I chose the cochinita pibil taco platter, slow-cooked pork shoulder that is shredded and topped with marinated onions. This is a great plate of food, enough for two people to split as an appetizer, and a good value, too ($11.75 at lunch).

The restaurant could call this the Three-Cup Taco. The plate holds a small cast-iron skillet with the pork and cups of red beans and chorizo, fresh corn kernels in mayonnaise and chili de arbol and a spicy salsa. I also got some salad greens, though it would have been more logical to serve fresh cilantro. (When I mentioned this to the waitress after the meal, she said I should have said something.)

I got five or six small, thin, freshly made corn tortillas, which were still warm, and went to town. I placed a small pile of pork and crunchy onions on a tortilla, followed by salsa (I had two others that came with the free chips). Two big bites and the taco was gone. I repeated this until the tortillas were finished and the waitress brought me more, at no extra charge. I washed down my lunch with one of Mexico's great beers, Negra Modelo.

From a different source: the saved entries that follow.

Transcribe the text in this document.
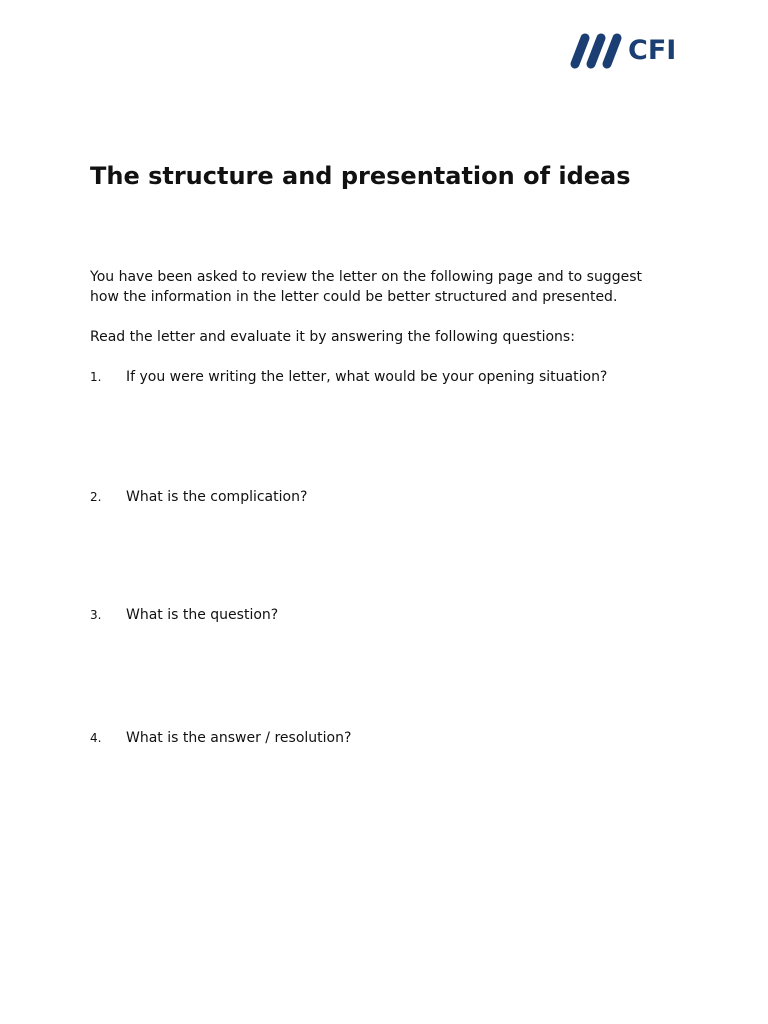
CFI
The structure and presentation of ideas

You have been asked to review the letter on the following page and to suggest how the information in the letter could be better structured and presented.

Read the letter and evaluate it by answering the following questions:

1. If you were writing the letter, what would be your opening situation?
2. What is the complication?
3. What is the question?
4. What is the answer / resolution?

Rosa Mexicano makes everything from scratch and it shows. It serves food that is clearly head and shoulders above every other Mexican place in North Jersey with the possible exception of Mama Mexico in Englewood Cliffs. But I prefer Rosa Mexicano, which stages cooking demonstrations throughout the year and often serves a free breakfast and lunch to the customers who attend.

Of course, what would make Rosa Mexicano perfect would be if its menu told us a little about the origin of the food and how it was grown or raised.